Il reste deux jours (1) pour aller entendre cette "musique pour un
rituel imaginaire" qui met en scène un extraordinaire percussionniste,
Michael Ranta, dans une sorte de tour du monde en six lieux où
des familles d'instruments très divers "entrent en résonance"

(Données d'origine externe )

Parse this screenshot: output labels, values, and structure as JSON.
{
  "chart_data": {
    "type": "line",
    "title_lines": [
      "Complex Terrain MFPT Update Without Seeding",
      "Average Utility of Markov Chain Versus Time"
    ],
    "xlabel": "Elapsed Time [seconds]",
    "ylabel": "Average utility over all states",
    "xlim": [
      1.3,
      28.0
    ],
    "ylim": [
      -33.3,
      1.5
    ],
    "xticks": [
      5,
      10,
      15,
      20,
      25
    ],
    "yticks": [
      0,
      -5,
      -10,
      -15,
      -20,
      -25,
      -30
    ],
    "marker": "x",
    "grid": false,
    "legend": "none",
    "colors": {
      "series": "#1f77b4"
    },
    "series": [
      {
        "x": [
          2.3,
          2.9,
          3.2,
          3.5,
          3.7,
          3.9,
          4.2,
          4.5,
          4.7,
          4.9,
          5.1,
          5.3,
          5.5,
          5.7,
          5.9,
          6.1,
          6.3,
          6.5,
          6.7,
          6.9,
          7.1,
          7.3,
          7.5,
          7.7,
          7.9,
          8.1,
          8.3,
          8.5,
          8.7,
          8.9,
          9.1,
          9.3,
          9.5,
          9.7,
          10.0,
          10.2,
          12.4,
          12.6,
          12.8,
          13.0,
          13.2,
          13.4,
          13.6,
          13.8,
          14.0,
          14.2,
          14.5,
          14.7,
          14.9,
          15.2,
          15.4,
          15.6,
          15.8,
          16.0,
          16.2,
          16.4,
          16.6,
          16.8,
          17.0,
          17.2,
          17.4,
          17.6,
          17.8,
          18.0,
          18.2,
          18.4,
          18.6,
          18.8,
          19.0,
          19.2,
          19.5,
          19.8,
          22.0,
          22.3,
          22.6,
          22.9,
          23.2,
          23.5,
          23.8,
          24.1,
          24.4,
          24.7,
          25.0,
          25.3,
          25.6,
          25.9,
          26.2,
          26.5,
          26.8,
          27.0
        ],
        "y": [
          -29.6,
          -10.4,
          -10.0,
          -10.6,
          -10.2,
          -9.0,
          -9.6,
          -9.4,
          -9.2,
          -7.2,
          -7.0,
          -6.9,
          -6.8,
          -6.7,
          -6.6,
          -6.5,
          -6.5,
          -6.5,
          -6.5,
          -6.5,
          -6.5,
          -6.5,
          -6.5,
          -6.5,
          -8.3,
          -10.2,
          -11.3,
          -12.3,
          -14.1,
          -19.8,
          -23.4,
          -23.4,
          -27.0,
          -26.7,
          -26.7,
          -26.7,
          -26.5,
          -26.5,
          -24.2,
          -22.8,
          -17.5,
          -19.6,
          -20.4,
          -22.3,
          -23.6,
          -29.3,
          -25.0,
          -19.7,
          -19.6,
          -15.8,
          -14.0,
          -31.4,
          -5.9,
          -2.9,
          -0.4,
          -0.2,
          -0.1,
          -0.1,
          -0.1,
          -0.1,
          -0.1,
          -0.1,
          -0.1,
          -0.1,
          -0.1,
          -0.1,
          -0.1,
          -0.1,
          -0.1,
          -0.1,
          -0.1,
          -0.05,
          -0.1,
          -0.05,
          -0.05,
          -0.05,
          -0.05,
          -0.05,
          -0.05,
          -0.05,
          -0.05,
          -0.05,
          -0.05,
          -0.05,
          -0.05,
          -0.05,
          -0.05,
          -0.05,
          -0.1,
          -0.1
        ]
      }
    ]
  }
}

(c'est le sens de Yo-In) avec une immense fresque électronique
de près de quatre heures, née elle-même de toutes
les "réverbérations psychiques" créées
par ces percussions: cloches de temples orientaux qui appellent à
une transcendance innommée, bruits de machines qui s'intègrent
aux instruments de bois évoquant la nature, clochettes chinoises
menant à la contemplation, tambourinage sur les peaux qui tout
à coup réveillent les drames de la cruauté, de la
torture, les luttes de l'humanité, avec un retour à l'appel
initial, qui demeure sans réponse. Cette uvre impressionnante
marque une étape dans la production de Jean-Claude Eloy vers une
expression plus théâtralisée, qui devrait aboutir
à l'"Opéra" de conception nouvelle dont rêve
ce musicien très solitaire, qui est certainement, à quarante-deux
ans, un "porteur d'avenir". [
]
JACQUES LONCHAMPT
(1) Yo-In est redonné ce mardi 24
et mercredi 25 février, à 20 h. 30, à la salle New-York,
entrée, 16, avenue de New-York (Alma-Marceau). La régie
sonore est de Guy-Noël Le Corre, la régie lumière de
Gérald Lafosse.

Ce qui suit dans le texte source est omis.